Great question – honestly it’s something I’m struggling with right now.
Straight up with you: Currently the AI silently re-prioritises in the background based on priority score. No clear conflict has come to light yet.
But I remain stuck on this design choice. For reactive-heavy work – which is really your due diligence sprint scenario – silent reprioritization is convenient, but the moment the user realizes the deadline has passed without them even knowing, trust is gone. That’s a very high price to pay for zero-setup.
So the direction I’m leaning towards is to divide conflicts into soft vs hard:
- Tender (Can be solved by changing time slots, clarifying priority differences) → AI handles silently, no notifications
-
difficult (Can’t really fit, deadline conflicts) → Always comes out clearly, let the user decide
The principle I want to emphasize is: Never silently miss a deadline. Everything below that line becomes automatic.

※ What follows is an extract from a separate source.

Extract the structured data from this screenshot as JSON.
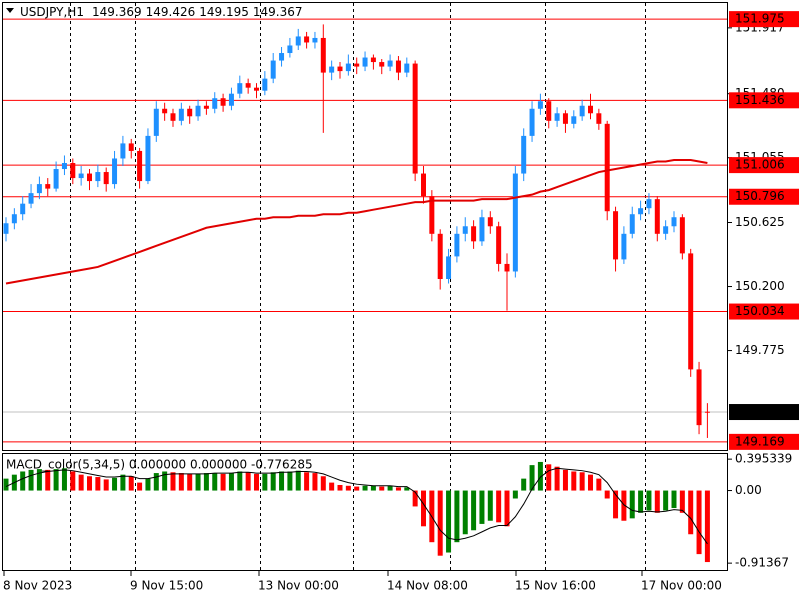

In parallel, I’m moving towards per-user duration estimation – learning how long a given task type actually takes for that person. If we can accurately estimate the duration of a task, conflict detection automatically becomes faster. The beta is partly about gathering that data.
Interesting to know how you drew the line between “taking away the decision” and “letting the user choose” on Dishrolls. Meal plans can be “generate completely automatically from this week’s ingredients” or “surface 2 options, let them choose” and they feel like very different products. Would love to know what you thought about that deal.